“No one can whistle a symphony. It takes an orchestra to play it.” – H.E. Luccock
What level of energy is there in your team? Are team members motivated? How much ‘spark’ does your team have?
Teams all go through different motivational phases, impacted by projects, individual influencers and wider company impacts. Overall though, certain teams will have a visible energy, while others can appear tired, negative or unmotivated. How would you describe your team’s motivation or energy?
Team ‘spark’ is a phenomena that some teams create through individual contribution, team cohesion and strong leadership.
Breaking it down more simply:
- S: Smile – Do your team members smile at work? Do they smile at each other and at customers? How much fun do you have as a team? (Yes, you can have fun at work!)
- P: Participation – Do people participate in team discussions and problem solving? Are they interested in what the team is trying to achieve? Do they want to contribute to team success?
- A: Attitude – Is your team made up of people with a positive attitude? Does the team have a ‘can do’ approach?

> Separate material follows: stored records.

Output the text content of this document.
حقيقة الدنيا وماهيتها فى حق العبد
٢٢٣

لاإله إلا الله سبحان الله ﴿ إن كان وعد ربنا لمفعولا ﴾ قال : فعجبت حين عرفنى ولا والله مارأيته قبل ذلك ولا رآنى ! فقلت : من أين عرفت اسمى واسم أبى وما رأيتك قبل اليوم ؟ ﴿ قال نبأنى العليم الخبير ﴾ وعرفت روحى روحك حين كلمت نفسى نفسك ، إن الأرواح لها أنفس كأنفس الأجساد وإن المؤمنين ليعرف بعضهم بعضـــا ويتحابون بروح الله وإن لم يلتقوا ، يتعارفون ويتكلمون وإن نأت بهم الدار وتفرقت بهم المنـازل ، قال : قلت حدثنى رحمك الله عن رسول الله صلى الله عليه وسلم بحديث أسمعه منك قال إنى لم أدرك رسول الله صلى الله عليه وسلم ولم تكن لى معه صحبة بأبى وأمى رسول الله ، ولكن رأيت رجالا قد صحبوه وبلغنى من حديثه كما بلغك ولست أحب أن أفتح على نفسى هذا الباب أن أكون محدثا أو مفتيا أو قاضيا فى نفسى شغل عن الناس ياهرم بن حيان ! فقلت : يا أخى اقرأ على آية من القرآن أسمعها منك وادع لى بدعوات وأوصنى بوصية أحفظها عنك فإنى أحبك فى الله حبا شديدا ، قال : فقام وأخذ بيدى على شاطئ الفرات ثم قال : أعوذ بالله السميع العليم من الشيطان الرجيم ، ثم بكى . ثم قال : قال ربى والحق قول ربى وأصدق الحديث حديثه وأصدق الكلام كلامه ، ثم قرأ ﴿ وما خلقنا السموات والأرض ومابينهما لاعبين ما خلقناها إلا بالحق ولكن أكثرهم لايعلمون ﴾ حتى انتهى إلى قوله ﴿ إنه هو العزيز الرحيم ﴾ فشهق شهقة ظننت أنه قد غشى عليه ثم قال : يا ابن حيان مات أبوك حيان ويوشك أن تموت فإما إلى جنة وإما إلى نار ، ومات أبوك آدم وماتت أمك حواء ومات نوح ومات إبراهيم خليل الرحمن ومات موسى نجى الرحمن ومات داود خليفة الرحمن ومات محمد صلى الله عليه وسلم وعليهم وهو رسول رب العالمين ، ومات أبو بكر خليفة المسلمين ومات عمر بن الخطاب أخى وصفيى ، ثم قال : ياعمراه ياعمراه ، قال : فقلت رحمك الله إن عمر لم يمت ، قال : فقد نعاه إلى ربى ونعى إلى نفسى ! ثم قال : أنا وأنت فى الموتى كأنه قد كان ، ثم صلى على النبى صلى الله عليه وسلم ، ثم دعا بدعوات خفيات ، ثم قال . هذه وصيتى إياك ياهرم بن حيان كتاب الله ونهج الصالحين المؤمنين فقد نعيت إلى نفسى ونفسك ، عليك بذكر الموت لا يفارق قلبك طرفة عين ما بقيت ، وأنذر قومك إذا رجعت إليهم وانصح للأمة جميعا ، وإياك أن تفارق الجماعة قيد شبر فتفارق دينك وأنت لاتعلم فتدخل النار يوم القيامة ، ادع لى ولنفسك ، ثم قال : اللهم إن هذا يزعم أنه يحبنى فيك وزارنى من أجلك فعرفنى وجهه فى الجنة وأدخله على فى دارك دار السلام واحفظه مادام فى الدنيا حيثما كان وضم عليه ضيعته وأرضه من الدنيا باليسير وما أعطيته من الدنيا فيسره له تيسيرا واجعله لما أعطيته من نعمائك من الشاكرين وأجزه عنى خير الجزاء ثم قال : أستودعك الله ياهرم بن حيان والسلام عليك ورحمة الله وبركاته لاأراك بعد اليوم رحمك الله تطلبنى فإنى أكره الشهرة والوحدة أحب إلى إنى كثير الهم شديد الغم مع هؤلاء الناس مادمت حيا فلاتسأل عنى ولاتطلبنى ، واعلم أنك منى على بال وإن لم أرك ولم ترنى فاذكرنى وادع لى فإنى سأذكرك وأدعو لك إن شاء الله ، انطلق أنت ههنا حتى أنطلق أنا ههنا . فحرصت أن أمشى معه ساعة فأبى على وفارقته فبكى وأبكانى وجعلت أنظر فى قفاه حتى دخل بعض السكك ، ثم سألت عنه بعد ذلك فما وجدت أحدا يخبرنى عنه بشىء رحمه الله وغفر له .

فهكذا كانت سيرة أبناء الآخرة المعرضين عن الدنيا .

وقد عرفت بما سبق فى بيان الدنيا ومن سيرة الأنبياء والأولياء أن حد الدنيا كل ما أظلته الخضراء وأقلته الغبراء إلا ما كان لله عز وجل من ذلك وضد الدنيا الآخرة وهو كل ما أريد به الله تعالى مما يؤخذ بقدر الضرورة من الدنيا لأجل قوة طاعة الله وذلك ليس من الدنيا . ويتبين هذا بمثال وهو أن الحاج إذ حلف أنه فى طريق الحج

- R: Respect – Do team members respect each other, their customers and other colleagues? Do they demonstrate this respect every day in meetings, in emails and general dialogue?
- K: Knowledge: Does the team share knowledge internally and externally? Do they work to build their knowledge of the company, of products and services, of industry influences?
If you answered ‘YES’ to many of these questions, chances are your team has ‘SPARK’; your team has energy! This may be demonstrated through positive attitudes (especially during times of change) a keen interest in the company’s achievements, support of each other in achieving team goals, and even laughter at work!
A team with SPARK will generally have better retention of staff, higher morale, noticeable efficiency and effectiveness and of course greater achievement of goals compared to other teams with less energy and motivation. And not to forget the flow on effects – of less sick days, better stress management, stronger support networks and improved company or team external advocacy.
How to develop a team’s SPARK?
Here are some examples:
- Organise a team meeting away from the office to formulate a team vision; finish the day with a team building activity that is fun, non work related and team based.
- Establish team operating guidelines. How will we communicate and operate effectively in meetings, on projects, in daily work?
- Regularly celebrate success. Recognise a project completed, a new client signed up, even a new skill learnt.
- Get to know each other better. At team meetings assign a portion of time to developing an understanding of each team members role, exploring personality preferences (e.g. Myers Briggs Type Indicator) or simply finding out what motivates each other.
- As a manager, coach team members towards developing behaviours that enhance their own or their team’s SPARK.
- Train the team to give effective feedback and then encourage regular feedback (positive and developmental) within the team.
- Set up a knowledge sharing forum on-line for team members to contribute snippets of appropriate industry, company or product knowledge. Or even ‘know how’ tips for daily tasks e.g. powerpoint, spreadsheets, selling etc.
- Welcome fun! Share a joke on the team internal voicemail, go out to lunch, play a spontaneous game of office soccer, leave a bowl of chocolates out for a quick break – the list is endless for simple and appropriate moments to have the team smile.
So SPARK some energy into your team and enjoy the results!